Is there a way to generate help with parameter names and method descriptions?

Yes. Documentation of the code base, including APIs, can be generated using Doxygen. Simply run doxygen in this directory.

If both Doxygen and perl are available in your build environment, the CLI wallet’s help and gethelp commands will display help generated from the doxygen documentation.

If your CLI wallet’s help command displays descriptions without parameter names like signed_transaction transfer(string, string, string, string, string, bool) it means CMake was unable to find Doxygen or perl during configuration. If found, the output should look like this: signed_transaction transfer(string from, string to, string amount, string asset_symbol, string memo, bool broadcast)
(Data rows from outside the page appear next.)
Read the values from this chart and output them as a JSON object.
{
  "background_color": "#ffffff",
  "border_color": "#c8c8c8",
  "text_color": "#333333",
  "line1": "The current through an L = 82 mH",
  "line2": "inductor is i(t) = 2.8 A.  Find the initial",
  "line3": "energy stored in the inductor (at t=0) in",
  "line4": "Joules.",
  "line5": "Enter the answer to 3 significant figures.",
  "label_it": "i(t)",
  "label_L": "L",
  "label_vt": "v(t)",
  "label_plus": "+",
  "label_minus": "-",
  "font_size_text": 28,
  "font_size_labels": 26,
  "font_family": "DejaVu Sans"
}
What is the meaning of a.b.c numbers?

The first number specifies the space. Space 1 is for protocol objects, 2 is for implementation objects. Protocol space objects can appear on the wire, for example in the binary form of transactions. Implementation space objects cannot appear on the wire and solely exist for implementation purposes, such as optimization or internal bookkeeping.

The second number specifies the type. The type of the object determines what fields it has. For a complete list of type ID’s, see enum object_type and enum impl_object_type in types.hpp.

The third number specifies the instance. The instance of the object is different for each individual object.

The answer to the previous question was really confusing. Can you make it clearer?

All account ID’s are of the form 1.2.x. If you were the 9735th account to be registered, your account’s ID will be 1.2.9735. Account 0 is special (it’s the “committee account,” which is controlled by the committee members and has a few abilities and restrictions other accounts do not).

All asset ID’s are of the form 1.3.x. If you were the 29th asset to be registered, your asset’s ID will be 1.3.29. Asset 0 is special (it’s LLC, which is considered the “core asset”).

The first and second number together identify the kind of thing you’re talking about (1.2 for accounts, 1.3 for assets). The third number identifies the particular thing.